改訂新版 世界大百科事典 「ナンバンハコベ」の意味・わかりやすい解説
ナンバンハコベ
Cucubalus baccifer L.var.japonicus Miq.
林縁や原野に生えるナデシコ科のややつる性の多年草。茎はちぢれ毛があって長く伸び,1~1.5mに達し,よく分枝して他の草木に寄りかかって生育する。葉は長さ3~8cm,対生し,明らかな葉柄があり,楕円形から卵形で先はとがることが多く,基部は葉柄に流れる。8~10月ころ,分枝した枝の先に一つずつ花をつける。
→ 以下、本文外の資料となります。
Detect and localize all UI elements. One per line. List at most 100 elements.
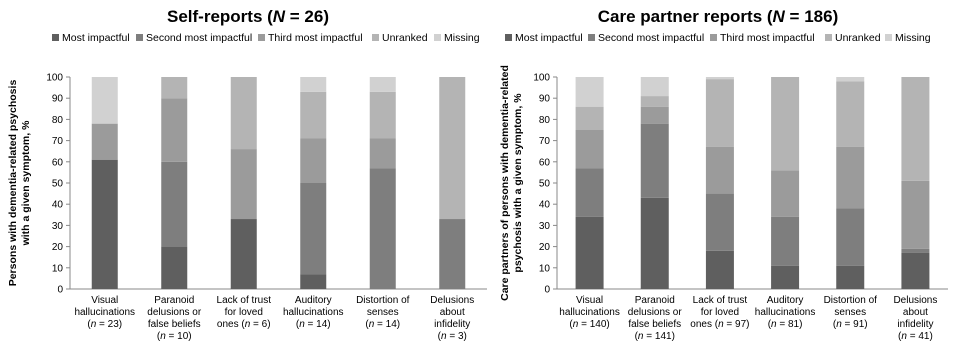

萼は広い鐘状で先は5裂する。花弁は5枚で細長く白色,長さ約1.5cm,先は浅く2裂しそり返る。おしべは10本,花柱は3本。果実はこの科の中では特異な液果状で,径8mm前後の球形,熟すと黒くなり,中に多数の黒くてつやのある種子をもつ。日本全域,南千島,東北アジアに生育し,種としてはユーラシア大陸の温帯に広く分布する。日本には古くから野生しているが,全体の形がハコベに似て,花や果実が特異な印象を与えるためナンバンの名がついたと思われる。若芽や葉は食用とされ,民間薬にもされることがある。